Мой хозяин, закаленный пустыновед, рассказывал, как он, впервые пересекая пески до колодца Ширама, не мог удержаться от страха. Страх, охватил, рассказывал он, все его существо. «Ты никогда не вернешься назад, — говорил я сам себе, — ну, ты прожил сегодняшний день, а завтра к вечеру, наверное, погибнешь. Разве можно остаться живым в этих местах? И какая смерть: без пищи, без воды». А теперь пошел уже пятый год, как я здесь, я ночью один шлялся в пустыне — ничего, только всякий раз, когда, с барханов возвращаясь, вижу культурную полосу, как-то легче дышится.
Пастухи же в пустыне проводят всю жизнь. Может быть, они от одиночества и однообразия выработали в себе привычку ничему не удивляться и ничего не желать? Вряд ли.
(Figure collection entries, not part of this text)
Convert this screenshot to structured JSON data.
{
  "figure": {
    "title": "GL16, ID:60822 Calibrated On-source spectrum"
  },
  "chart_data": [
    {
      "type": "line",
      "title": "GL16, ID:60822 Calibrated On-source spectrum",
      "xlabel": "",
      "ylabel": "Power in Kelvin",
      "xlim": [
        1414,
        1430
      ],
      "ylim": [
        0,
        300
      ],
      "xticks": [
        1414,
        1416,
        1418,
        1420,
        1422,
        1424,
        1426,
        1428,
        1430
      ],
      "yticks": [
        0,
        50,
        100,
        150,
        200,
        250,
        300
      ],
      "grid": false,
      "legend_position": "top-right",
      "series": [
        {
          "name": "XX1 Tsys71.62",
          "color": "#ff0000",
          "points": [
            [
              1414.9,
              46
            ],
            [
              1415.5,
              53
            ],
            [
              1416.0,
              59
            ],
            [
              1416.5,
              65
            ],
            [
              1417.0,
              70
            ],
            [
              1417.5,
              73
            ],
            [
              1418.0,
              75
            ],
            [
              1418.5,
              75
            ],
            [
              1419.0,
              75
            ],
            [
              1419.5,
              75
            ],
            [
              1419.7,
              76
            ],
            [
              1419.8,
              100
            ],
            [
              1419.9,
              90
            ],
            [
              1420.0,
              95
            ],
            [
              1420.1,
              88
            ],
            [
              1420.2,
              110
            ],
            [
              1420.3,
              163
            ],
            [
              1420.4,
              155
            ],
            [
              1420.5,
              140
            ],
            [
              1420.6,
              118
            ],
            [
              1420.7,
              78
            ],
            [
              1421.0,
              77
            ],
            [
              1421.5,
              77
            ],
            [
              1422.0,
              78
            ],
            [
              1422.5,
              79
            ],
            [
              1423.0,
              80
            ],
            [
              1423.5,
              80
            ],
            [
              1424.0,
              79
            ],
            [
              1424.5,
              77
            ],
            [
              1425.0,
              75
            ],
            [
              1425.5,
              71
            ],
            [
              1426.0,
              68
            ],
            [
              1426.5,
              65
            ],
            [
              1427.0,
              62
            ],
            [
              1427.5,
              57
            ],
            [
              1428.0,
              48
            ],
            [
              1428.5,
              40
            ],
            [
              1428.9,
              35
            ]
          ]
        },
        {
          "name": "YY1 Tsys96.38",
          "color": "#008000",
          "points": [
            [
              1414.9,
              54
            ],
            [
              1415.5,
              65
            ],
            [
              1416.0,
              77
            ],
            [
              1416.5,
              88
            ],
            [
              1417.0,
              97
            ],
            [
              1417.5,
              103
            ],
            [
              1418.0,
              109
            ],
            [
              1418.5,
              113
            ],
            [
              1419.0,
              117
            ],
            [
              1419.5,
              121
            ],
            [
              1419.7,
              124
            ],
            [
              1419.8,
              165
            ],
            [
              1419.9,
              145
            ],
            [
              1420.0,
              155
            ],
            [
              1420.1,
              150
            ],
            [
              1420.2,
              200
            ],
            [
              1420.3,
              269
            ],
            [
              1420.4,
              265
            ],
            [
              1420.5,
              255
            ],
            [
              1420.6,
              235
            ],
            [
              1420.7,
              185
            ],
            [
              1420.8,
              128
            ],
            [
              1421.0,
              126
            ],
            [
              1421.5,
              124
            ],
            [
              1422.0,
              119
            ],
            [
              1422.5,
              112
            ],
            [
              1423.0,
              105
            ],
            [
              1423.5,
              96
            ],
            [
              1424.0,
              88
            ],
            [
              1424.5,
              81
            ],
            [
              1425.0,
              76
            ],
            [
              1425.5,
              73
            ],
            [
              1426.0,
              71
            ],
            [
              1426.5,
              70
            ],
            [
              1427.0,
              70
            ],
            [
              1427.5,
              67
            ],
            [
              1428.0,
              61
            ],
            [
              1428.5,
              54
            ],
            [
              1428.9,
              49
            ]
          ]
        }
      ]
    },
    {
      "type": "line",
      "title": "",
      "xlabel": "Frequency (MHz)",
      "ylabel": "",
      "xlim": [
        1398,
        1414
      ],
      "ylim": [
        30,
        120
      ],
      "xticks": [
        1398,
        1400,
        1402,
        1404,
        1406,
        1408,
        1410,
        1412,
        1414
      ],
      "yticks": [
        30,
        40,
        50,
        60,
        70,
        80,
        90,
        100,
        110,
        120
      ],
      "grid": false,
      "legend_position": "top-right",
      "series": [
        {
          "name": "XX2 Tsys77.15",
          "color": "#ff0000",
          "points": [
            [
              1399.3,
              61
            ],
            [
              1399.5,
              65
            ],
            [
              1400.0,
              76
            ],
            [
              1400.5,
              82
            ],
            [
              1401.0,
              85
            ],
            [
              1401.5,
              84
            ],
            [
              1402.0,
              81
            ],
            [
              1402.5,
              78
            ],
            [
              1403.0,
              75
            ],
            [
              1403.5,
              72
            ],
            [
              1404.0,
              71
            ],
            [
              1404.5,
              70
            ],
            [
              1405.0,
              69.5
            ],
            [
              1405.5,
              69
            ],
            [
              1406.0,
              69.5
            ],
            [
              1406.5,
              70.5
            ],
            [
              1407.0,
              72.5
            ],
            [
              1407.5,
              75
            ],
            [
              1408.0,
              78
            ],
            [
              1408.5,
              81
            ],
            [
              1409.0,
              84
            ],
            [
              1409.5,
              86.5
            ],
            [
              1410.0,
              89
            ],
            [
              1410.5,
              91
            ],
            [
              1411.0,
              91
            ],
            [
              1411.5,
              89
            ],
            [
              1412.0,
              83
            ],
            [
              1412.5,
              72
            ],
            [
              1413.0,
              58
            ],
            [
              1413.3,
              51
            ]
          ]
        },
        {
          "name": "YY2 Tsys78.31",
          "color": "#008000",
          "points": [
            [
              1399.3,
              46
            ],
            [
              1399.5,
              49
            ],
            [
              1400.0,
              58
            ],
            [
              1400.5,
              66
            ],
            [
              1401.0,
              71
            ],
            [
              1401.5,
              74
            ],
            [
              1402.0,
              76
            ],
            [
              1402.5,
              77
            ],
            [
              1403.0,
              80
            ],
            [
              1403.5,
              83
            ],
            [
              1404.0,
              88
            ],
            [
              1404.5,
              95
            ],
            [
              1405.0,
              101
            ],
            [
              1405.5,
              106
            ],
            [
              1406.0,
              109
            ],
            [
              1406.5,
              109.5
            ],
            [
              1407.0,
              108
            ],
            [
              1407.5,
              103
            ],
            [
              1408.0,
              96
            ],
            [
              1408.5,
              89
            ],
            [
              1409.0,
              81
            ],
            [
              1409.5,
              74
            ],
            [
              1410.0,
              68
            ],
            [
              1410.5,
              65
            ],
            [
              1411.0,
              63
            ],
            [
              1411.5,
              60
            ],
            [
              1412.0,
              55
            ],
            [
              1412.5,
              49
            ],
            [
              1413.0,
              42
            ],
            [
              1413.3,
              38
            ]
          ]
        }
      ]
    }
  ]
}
У них желаний не меньше, чем у горожанина. Но поговорку «знакомый дьявол лучше незнакомого человека» придумали несомненно они.
«Пустыня ужасна!» — стоит воскликнуть одному европейцу, как тотчас же другой закричит из своего угла: «Не лгите. Мало мест прекраснее пустыни». Я знаю людей, влюбленных в ночи пустыни, в саксауловые леса, в ночные костры, в блуждание среди барханов, и знаю таких, чьи волосы в пустыне стали белее солончаков. Ощущения, несомненно, многообразны и противоречивы.
В иных местах тропа, по которой вы приехали на колодец, наутро уже не существует. Песок съел ее. Выкопать колодец в двенадцать метров обходится в двести рублей. Есть места, где колодцы удалены друг от друга на тридцать километров. Есть колодцы глубиной в 100 метров.
Если проехать мрачные стены барханов, то увидишь степь слегка холмистую, наивную и грубую. За ней будут чередоваться случайные пастбища, солончаки, саксауловые леса и такыры — глиняные выходы. Овцы едят мягкую траву, не пренебрегая самой мелкой. Верблюд предпочитает колючку, и он пасется без надхора, уходя куда ему вздумается в сторону от кочевья. Особенно он любит бродяжничать зимой, когда всюду есть вода, и он шляется, не давая о себе знать месяцами. К весне он вернется на свой колодец, даже если ему придется бежать сто километров, ибо в пустыне исчезнет с поверхности вода, а пить ему не дадут из других колодцев ни за что. Как правило, заблудившихся верблюдов не поят, чтобы они возвращались волей-неволей к своим хозяевам.
Их пастухи живут сами как тихие животные. Что бы ни говорили об их полнейшей независимости, о жизни, в которой они нагуливают себе здоровье и миросозерцание философов, — это сказки. Пустыня кормит их туго, они едят обыкновенно яг-шурпу — воду, залитую салом, в которую накрошен чурек, и запивают зеленым чаем без сахара, с лепешкой. Пустыня посылает на них цингу и туберкулез, а на их детей — рахит, и тех и других награждая катарами.
Дети черны, как черти, и худы, как палки. От арабской тяжести головного убора у женщин в кочевьях развивается туберкулез позвоночника. Грязь в юртах не поддается описанию. На кошмах едят, спят, сидят, по ним ходят целый день.
Животные забегают в юрту. Ожоги лечат так: кипятят мочу с рисом, гребенчуковой корой и солью и этой смесью смазывают ожоги; при гнойных нарывах на пальцах надевают на пальцы распоротую заживо ящерицу, простуду лечат верблюжьим молоком с красным перцем. Женские болезни не лечатся вовсе, так как женщина никогда, из гордости, или из скромности, или из страха, не признается в них. Если ребенок сильно кричит — то решают, что этот крик от пупка, и начинают вертеть пупок пальцем до тех пор, что образуется пупочная грыжа. Мрачные люди живут в песках, и мрачна сама пустыня, владычица их жизни.